A Goa police station’s decision to curtail Ganesh Chaturthi celebrations at its premises to five days, instead of seven or 11 days as has been the custom for decades, has won appreciation from people in Goa’s second biggest town Margao….reports Asian Lite News
According to Police Inspector C.L. Patil, celebrating the festival for fewer days means more focus on actual policing duties, like safeguarding apartments of those who have left for their native villages on account of the festival and keeping law and order in check.
“Curbing the number of days of Ganesh Chaturthi celebrations at the police station premises would mean more efficient policing, more policemen available for real policing work, like beats, keeping watch on closed homes and apartments and maintaining law and order,” Patil said
Celebrating the popular Ganesh Chaturthi festival and installing the deity at police stations for 11 days is a popular custom in Goa.
The practice is also followed in some police stations during Christmas when fancy, decorative cribs with idols of baby Jesus in a stable are depicted.
In the recent past, the ostentatious presentations during religious festivities at police stations have been criticized in some quarters.
When Patil was posted to the Margao Town police station in 2015, he had cut down the Ganesh Chaturthi festivities at the station from 11 to seven days, a move which drew protests from police personnel who saw it as a break in long-established tradition.
“Ganesh festivals have been organised in our police stations for decades because once upon a time, due to lack of transport, our personnel could not visit their homes for the festival and instead they would celebrate at the police station itself,” Patil explained.
“We would be serving people better if there were no festivals organised in our police stations.
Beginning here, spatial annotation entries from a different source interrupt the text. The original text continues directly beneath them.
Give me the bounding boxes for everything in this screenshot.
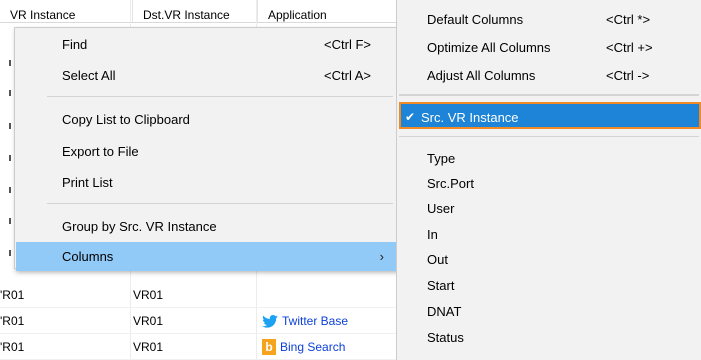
application-cell[interactable]: Twitter Base xyxy=(262,309,412,333)
row-marker xyxy=(9,155,11,161)
submenu-item-label: Src. VR Instance xyxy=(421,110,519,125)
submenu-item-shortcut: <Ctrl -> xyxy=(606,68,650,83)
submenu-item-label: Status xyxy=(427,330,464,345)
columns-submenu: Default Columns <Ctrl *> Optimize All Co… xyxy=(396,0,701,360)
twitter-icon xyxy=(262,314,278,328)
submenu-item-type[interactable]: Type xyxy=(397,145,701,172)
menu-item-label: Columns xyxy=(62,249,114,264)
row-marker xyxy=(9,90,11,96)
menu-item-columns[interactable]: Columns › xyxy=(16,242,396,271)
menu-item-label: Group by Src. VR Instance xyxy=(62,219,217,234)
submenu-item-shortcut: <Ctrl *> xyxy=(606,12,651,27)
row-marker xyxy=(9,218,11,224)
menu-item-label: Export to File xyxy=(62,144,139,159)
checkmark-icon: ✔ xyxy=(405,110,416,124)
submenu-item-src-vr-instance[interactable]: ✔ Src. VR Instance xyxy=(399,102,701,129)
src-vr-cell: 'R01 xyxy=(0,314,25,328)
submenu-item-dnat[interactable]: DNAT xyxy=(397,298,701,325)
submenu-item-label: Out xyxy=(427,252,448,267)
submenu-item-adjust-all-columns[interactable]: Adjust All Columns <Ctrl -> xyxy=(397,62,701,89)
menu-item-export-to-file[interactable]: Export to File xyxy=(15,137,397,167)
dst-vr-cell: VR01 xyxy=(133,340,164,354)
menu-item-label: Print List xyxy=(62,175,113,190)
application-label: Bing Search xyxy=(280,340,346,354)
submenu-item-src-port[interactable]: Src.Port xyxy=(397,170,701,197)
src-vr-cell: 'R01 xyxy=(0,340,25,354)
dst-vr-cell: VR01 xyxy=(133,314,164,328)
submenu-item-label: Default Columns xyxy=(427,12,524,27)
menu-item-shortcut: <Ctrl A> xyxy=(324,68,371,83)
application-cell xyxy=(262,283,412,307)
chevron-right-icon: › xyxy=(379,249,384,264)
header-dst-vr-instance[interactable]: Dst.VR Instance xyxy=(133,0,258,22)
table-row[interactable]: 'R01 VR01 b Bing Search xyxy=(0,335,412,360)
menu-item-find[interactable]: Find <Ctrl F> xyxy=(15,30,397,60)
submenu-item-user[interactable]: User xyxy=(397,195,701,222)
submenu-item-shortcut: <Ctrl +> xyxy=(606,40,653,55)
context-menu: Find <Ctrl F> Select All <Ctrl A> Copy L… xyxy=(14,27,398,271)
menu-item-copy-list[interactable]: Copy List to Clipboard xyxy=(15,105,397,135)
bing-icon: b xyxy=(262,339,276,355)
submenu-item-status[interactable]: Status xyxy=(397,324,701,351)
menu-item-shortcut: <Ctrl F> xyxy=(324,37,371,52)
row-marker xyxy=(9,187,11,193)
menu-item-label: Copy List to Clipboard xyxy=(62,112,190,127)
table-header: VR Instance Dst.VR Instance Application xyxy=(0,0,412,23)
row-marker xyxy=(9,250,11,256)
submenu-item-label: Optimize All Columns xyxy=(427,40,551,55)
submenu-item-label: User xyxy=(427,201,455,216)
submenu-item-label: Type xyxy=(427,151,456,166)
menu-item-group-by[interactable]: Group by Src. VR Instance xyxy=(15,212,397,242)
application-cell[interactable]: b Bing Search xyxy=(262,335,412,359)
submenu-separator xyxy=(399,94,699,96)
submenu-item-label: Src.Port xyxy=(427,176,474,191)
table-row[interactable]: 'R01 VR01 Twitter Base xyxy=(0,309,412,334)
submenu-item-start[interactable]: Start xyxy=(397,272,701,299)
menu-separator xyxy=(47,96,393,97)
submenu-item-label: In xyxy=(427,227,438,242)
application-label: Twitter Base xyxy=(282,314,349,328)
submenu-item-default-columns[interactable]: Default Columns <Ctrl *> xyxy=(397,6,701,33)
dst-vr-cell: VR01 xyxy=(133,288,164,302)
menu-item-label: Find xyxy=(62,37,88,52)
submenu-item-label: Adjust All Columns xyxy=(427,68,536,83)
submenu-item-out[interactable]: Out xyxy=(397,246,701,273)
submenu-item-label: Start xyxy=(427,278,455,293)
submenu-item-label: DNAT xyxy=(427,304,462,319)
row-marker xyxy=(9,60,11,66)
submenu-item-in[interactable]: In xyxy=(397,221,701,248)
submenu-item-optimize-all-columns[interactable]: Optimize All Columns <Ctrl +> xyxy=(397,34,701,61)
menu-item-print-list[interactable]: Print List xyxy=(15,168,397,198)
header-application[interactable]: Application xyxy=(258,0,412,22)
menu-item-label: Select All xyxy=(62,68,116,83)
table-row[interactable]: 'R01 VR01 xyxy=(0,283,412,308)
row-marker xyxy=(9,123,11,129)
menu-item-select-all[interactable]: Select All <Ctrl A> xyxy=(15,61,397,91)
src-vr-cell: 'R01 xyxy=(0,288,25,302)
menu-separator xyxy=(47,203,393,204)
submenu-separator xyxy=(399,136,699,137)
header-src-vr-instance[interactable]: VR Instance xyxy=(0,0,133,22)
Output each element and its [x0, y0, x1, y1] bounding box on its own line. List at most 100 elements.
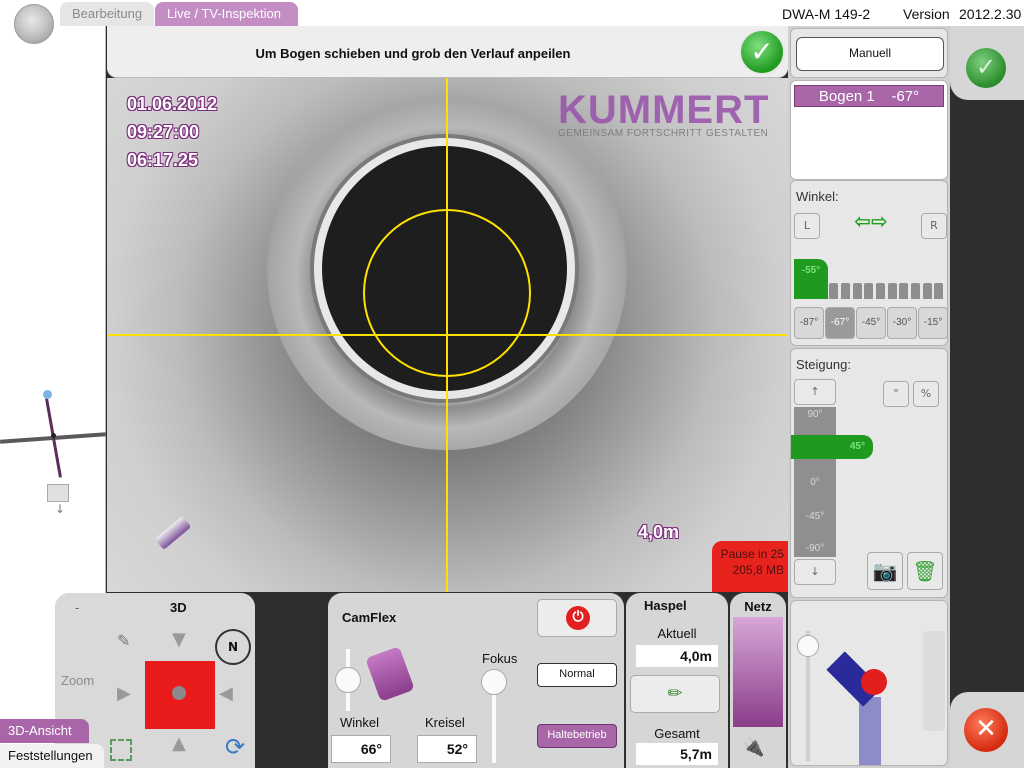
power-level-bar [733, 617, 783, 727]
close-icon: ✕ [964, 708, 1008, 752]
slope-degree-button[interactable]: ° [883, 381, 909, 407]
slope-down-button[interactable]: ↓ [794, 559, 836, 585]
compass-icon[interactable]: N [215, 629, 251, 665]
power-icon: ⏻ [566, 606, 590, 630]
osd-distance: 4,0m [638, 522, 680, 542]
angle-section: Winkel: L ⇦⇨ R -55° -87° -67° -45° -30° -15° [790, 180, 948, 346]
accept-button[interactable]: ✓ [950, 26, 1024, 100]
angle-scale-tick [899, 283, 909, 299]
slope-scale[interactable]: 90° 0° -45° -90° [794, 407, 836, 557]
bend-list: Bogen 1 -67° [790, 80, 948, 180]
manuell-button[interactable]: Manuell [796, 37, 944, 71]
angle-scale-tick [852, 283, 862, 299]
slope-scale-label: -90° [805, 543, 825, 554]
check-icon[interactable]: ✓ [739, 29, 785, 75]
edit-distance-button[interactable]: ✏ [630, 675, 720, 713]
pipe-node-icon [51, 433, 56, 438]
arrow-down-icon[interactable]: ▼ [172, 629, 186, 650]
instruction-text: Um Bogen schieben und grob den Verlauf a… [255, 46, 571, 61]
cancel-button[interactable]: ✕ [950, 692, 1024, 768]
angle-scale-tick [922, 283, 932, 299]
camera-head-preview [790, 600, 948, 766]
camera-angle-value: 66° [331, 735, 391, 763]
tilt-slider-knob[interactable] [335, 667, 361, 693]
angle-title: Winkel: [796, 189, 839, 204]
app-logo-icon[interactable] [14, 4, 54, 44]
arrow-down-icon: ↓ [55, 502, 66, 516]
slope-scale-label: 0° [810, 477, 820, 488]
version-value: 2012.2.30 [959, 6, 1022, 22]
fit-view-icon[interactable] [110, 739, 132, 761]
arrow-up-icon[interactable]: ▲ [172, 733, 186, 754]
tab-feststellungen[interactable]: Feststellungen [0, 744, 104, 768]
power-title: Netz [744, 599, 772, 614]
instruction-bar: Um Bogen schieben und grob den Verlauf a… [107, 26, 788, 78]
camera-head-icon [365, 646, 415, 702]
slope-scale-label: 90° [807, 409, 823, 420]
angle-preset-button[interactable]: -30° [887, 307, 917, 339]
zoom-label: Zoom [61, 673, 95, 688]
live-video-feed[interactable]: 01.06.2012 09:27:00 06:17.25 KUMMERT GEM… [107, 78, 788, 592]
brand-logo: KUMMERT [558, 88, 770, 132]
power-panel: Netz 🔌 [730, 593, 786, 768]
osd-time: 09:27:00 [127, 122, 200, 142]
bend-label: Bogen 1 [818, 88, 875, 105]
preview-ruler [923, 631, 945, 731]
preview-slider-knob[interactable] [797, 635, 819, 657]
preview-pipe [859, 697, 881, 765]
angle-preset-button[interactable]: -15° [918, 307, 948, 339]
tab-live-tv-inspektion[interactable]: Live / TV-Inspektion [155, 2, 298, 26]
right-panel: Manuell Bogen 1 -67° Winkel: L ⇦⇨ R -55°… [788, 26, 950, 768]
pencil-icon: ✏ [667, 683, 683, 704]
far-right-actions: ✓ ✕ [950, 26, 1024, 768]
pause-countdown: Pause in 25 [720, 547, 784, 561]
tab-3d-ansicht[interactable]: 3D-Ansicht [0, 719, 89, 743]
camflex-panel: CamFlex ⏻ Normal Haltebetrieb Fokus Wink… [328, 593, 624, 768]
angle-right-button[interactable]: R [921, 213, 947, 239]
recording-pause-badge[interactable]: Pause in 25 205,8 MB [712, 541, 788, 592]
slope-up-button[interactable]: ↑ [794, 379, 836, 405]
refresh-icon[interactable]: ⟳ [225, 733, 245, 761]
arrow-left-icon[interactable]: ◀ [219, 683, 233, 704]
angle-left-button[interactable]: L [794, 213, 820, 239]
reel-current-value: 4,0m [636, 645, 718, 667]
slope-percent-button[interactable]: % [913, 381, 939, 407]
normal-button[interactable]: Normal [537, 663, 617, 687]
arrow-right-icon[interactable]: ▶ [117, 683, 131, 704]
angle-preset-button[interactable]: -45° [856, 307, 886, 339]
angle-preset-button[interactable]: -67° [825, 307, 855, 339]
reel-title: Haspel [644, 598, 687, 613]
camera-position-icon [43, 390, 52, 399]
plug-icon: 🔌 [742, 737, 765, 758]
slope-marker[interactable]: 45° [791, 435, 873, 459]
zoom-out-label[interactable]: - [75, 601, 79, 615]
reel-current-label: Aktuell [657, 626, 697, 641]
angle-scale-tick [934, 283, 944, 299]
tab-bearbeitung[interactable]: Bearbeitung [60, 2, 154, 26]
gyro-label: Kreisel [425, 715, 465, 730]
angle-preset-button[interactable]: -87° [794, 307, 824, 339]
camera-icon[interactable]: 📷 [867, 552, 903, 590]
bend-angle: -67° [891, 88, 920, 105]
reel-total-label: Gesamt [654, 726, 700, 741]
power-level-fill [733, 617, 783, 727]
angle-marker[interactable]: -55° [794, 259, 828, 299]
angle-scale[interactable]: -55° [794, 259, 946, 299]
shaft-box-icon [47, 484, 69, 502]
slope-scale-label: -45° [805, 511, 825, 522]
recording-size: 205,8 MB [732, 563, 784, 577]
gyro-value: 52° [417, 735, 477, 763]
focus-slider-knob[interactable] [481, 669, 507, 695]
check-icon: ✓ [966, 48, 1006, 88]
camera-angle-label: Winkel [340, 715, 380, 730]
trash-icon[interactable]: 🗑 [907, 552, 943, 590]
edit-icon[interactable]: ✎ [117, 631, 130, 650]
angle-scale-tick [864, 283, 874, 299]
power-button[interactable]: ⏻ [537, 599, 617, 637]
haltebetrieb-button[interactable]: Haltebetrieb [537, 724, 617, 748]
preview-camera-head [861, 669, 887, 695]
left-right-arrows-icon: ⇦⇨ [854, 209, 888, 233]
3d-title: 3D [170, 600, 187, 615]
angle-scale-tick [829, 283, 839, 299]
bend-list-item[interactable]: Bogen 1 -67° [794, 85, 944, 107]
A police station is a secular place where people from all walks of life and religions visit to address their grievances,” he said.
He said the practice of hosting a Satyanarayan Puja, an annual ritual involving the worship of Lord Vishnu, at the police station had been stopped.
At his police station especially, the officer claims, there is shortage of space even for police sub inspectors to work and to host such festivals means even lesser space for executing day-to-day police duties.
On Tuesday, Patil’s decision to do a minimalist version of immersion parade of the deity (after five days of worship) before peak traffic hours, without crackers and loud noise, instead of the whole music-dance shindig as was the practice in the past, has not gone unnoticed.
“The police Ganesh immersion procession is indeed a very decent one. No power-packed music, no abusive fireworks… Truly worth appreciation,” says Savio Coutinho, a former chairperson of the Margao Municipal Council. Margao has a population of nearly one lakh.